We do not have to look very far to find examples of individuals and organizations displaying such tendencies; indeed evidence suggests it is spreading. The growth in usage and popularity of this phrase throughout the 2010s and into the 2020s suggests a doubling down on hubris. Doubling down is originally a gambling term, referring to a high-stakes gamble: defiance in the face of evidence and consensus. It is sticking unwaveringly to a decision or plan of action regardless of consequences or known fallout. It is an apt way to think of hubris. Tough leaders double down in the hubristic belief that listening, conceding a point, ceding or sharing power are all just signs of weakness.

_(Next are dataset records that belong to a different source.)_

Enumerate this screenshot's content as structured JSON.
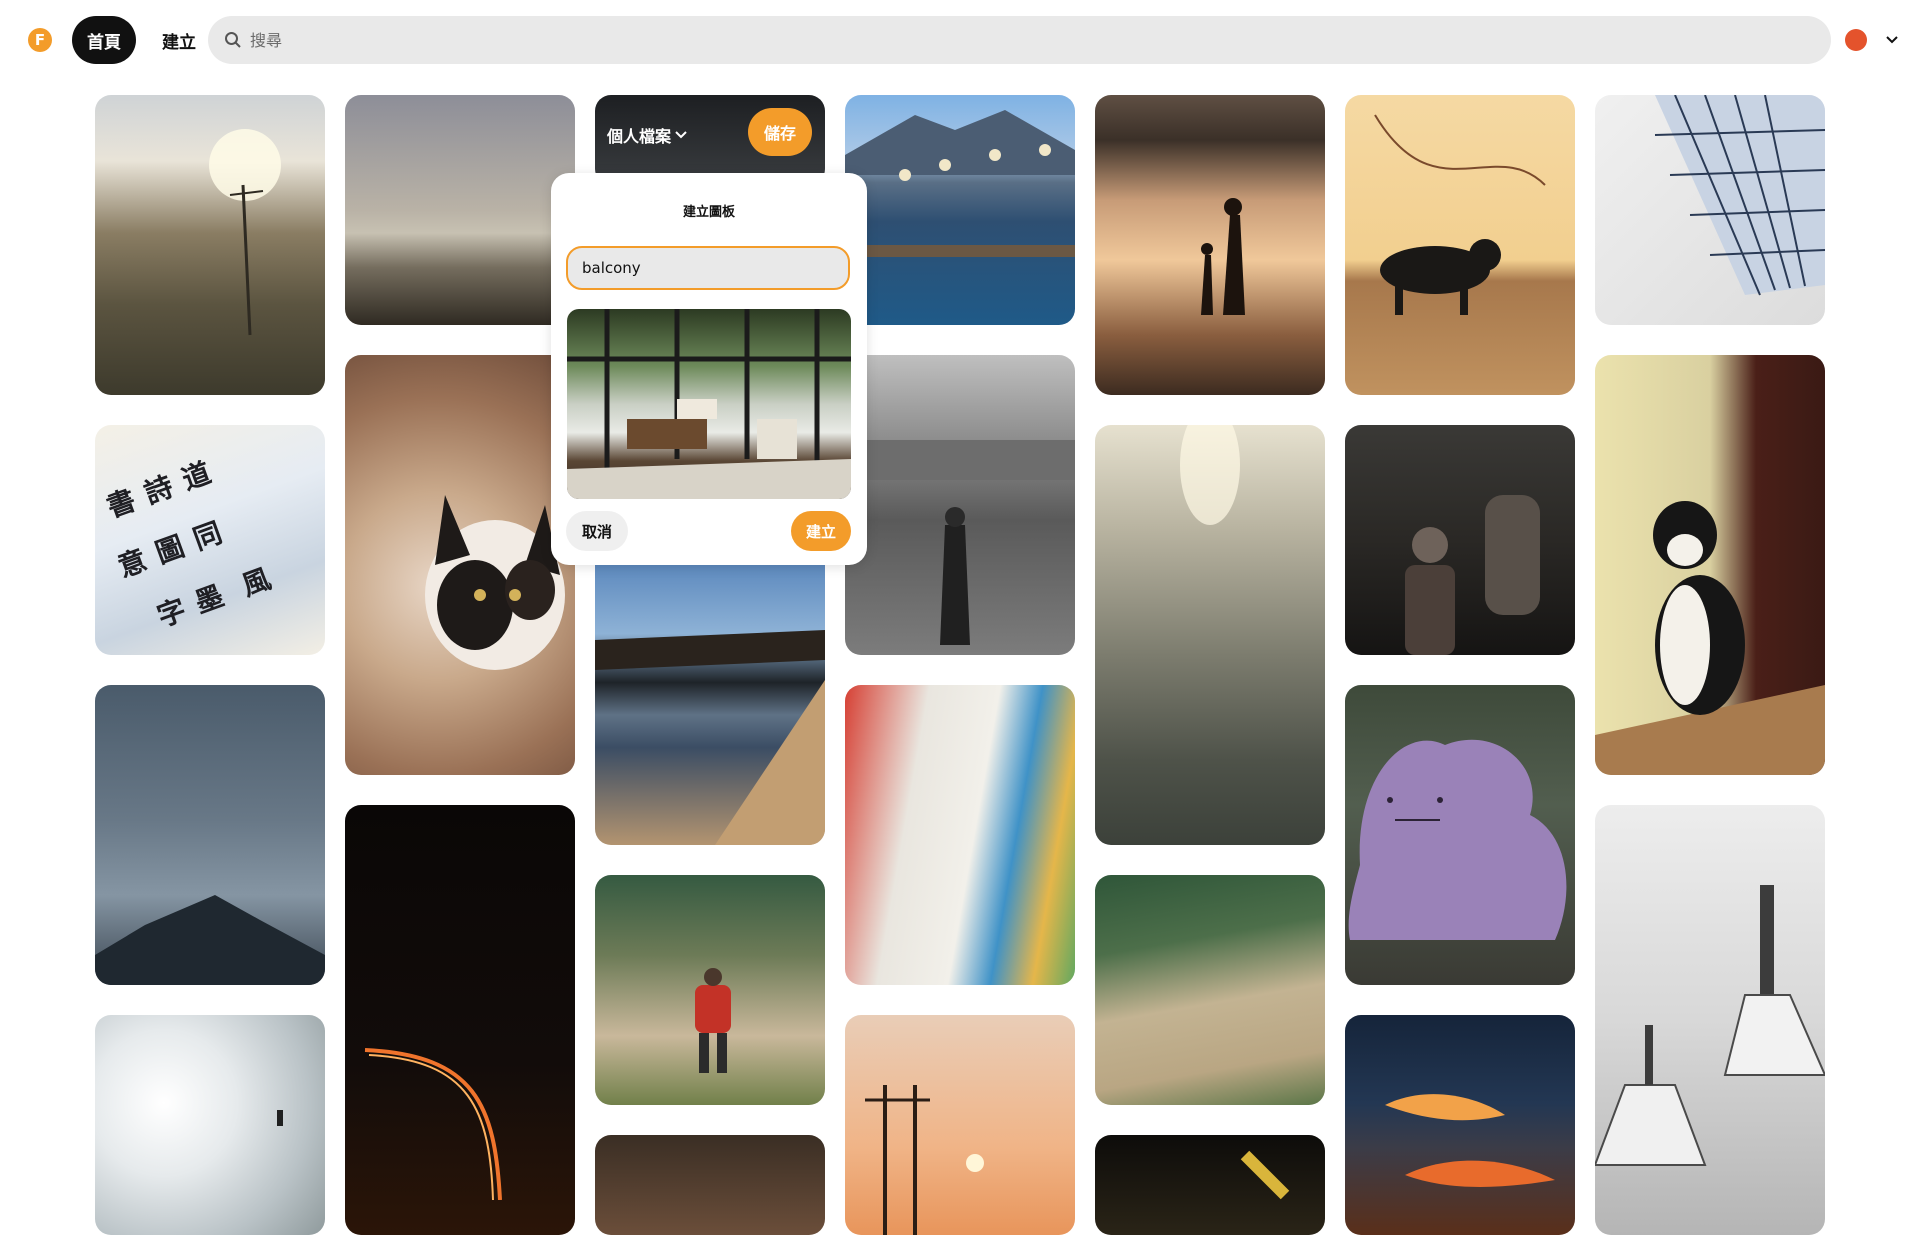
{
  "header": {
    "logo_letter": "F",
    "home_label": "首頁",
    "create_label": "建立",
    "search_placeholder": "搜尋",
    "avatar_color": "#e4532c",
    "brand_color": "#f39c2a"
  },
  "pin_overlay": {
    "board_label": "個人檔案",
    "save_label": "儲存"
  },
  "create_board_popover": {
    "title": "建立圖板",
    "board_name_value": "balcony",
    "cancel_label": "取消",
    "create_label": "建立"
  },
  "pins": [
    {
      "subject": "sunlit hillside with grasses and utility pole"
    },
    {
      "subject": "dusky sea horizon"
    },
    {
      "subject": "dark photo behind overlay"
    },
    {
      "subject": "harbor pier with lanterns and mountains"
    },
    {
      "subject": "silhouettes of adult and child in sunset water"
    },
    {
      "subject": "black cat on wooden deck under vine"
    },
    {
      "subject": "skylight window grid"
    },
    {
      "subject": "Chinese calligraphy scrolls"
    },
    {
      "subject": "calico cat lying on blanket"
    },
    {
      "subject": "monk walking on stone plaza, black and white"
    },
    {
      "subject": "sunlit rippling water"
    },
    {
      "subject": "young monks in shadowed room"
    },
    {
      "subject": "black and white cat by doorway"
    },
    {
      "subject": "misty mountain peak under cloudy sky"
    },
    {
      "subject": "lakeside shore with town at blue hour"
    },
    {
      "subject": "colorful prayer flags"
    },
    {
      "subject": "purple blob plush toy"
    },
    {
      "subject": "snowy hillside with lone hiker"
    },
    {
      "subject": "night highway light trails"
    },
    {
      "subject": "hiker in red jacket on grassy slope"
    },
    {
      "subject": "power lines at sunset"
    },
    {
      "subject": "alpine grassy mountain slope"
    },
    {
      "subject": "sunset clouds over dark sky"
    },
    {
      "subject": "white stupas in grayscale"
    },
    {
      "subject": "partial dark photo"
    },
    {
      "subject": "partial night sign photo"
    }
  ]
}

The breeding ground for hubris often starts with success. It is the entry point for hubris.
The pressure for success is immense, especially in an environment where the motto is move fast and break things. One success after another, builds self-confidence. But achieving more in the same way morphs self-confidence into a (false) sense of infallibility. Hubristic people can become larger than life, assuming they can do no wrong. The more an individual with the Midas touch wins, the less open they are to critical feedback: why would this person need feedback when they have already cracked the code to success? Additionally, as fans and minions (descriptors they use to define other people) continue to cheer them on, hubristic individuals typically seek to feed their self-glorifying adulation tendencies. They become intensely focused on repeating their successes, seeking to make the next one even bigger and better. Finally, the individual ascends (in their minds) to a status that is seemingly invincible.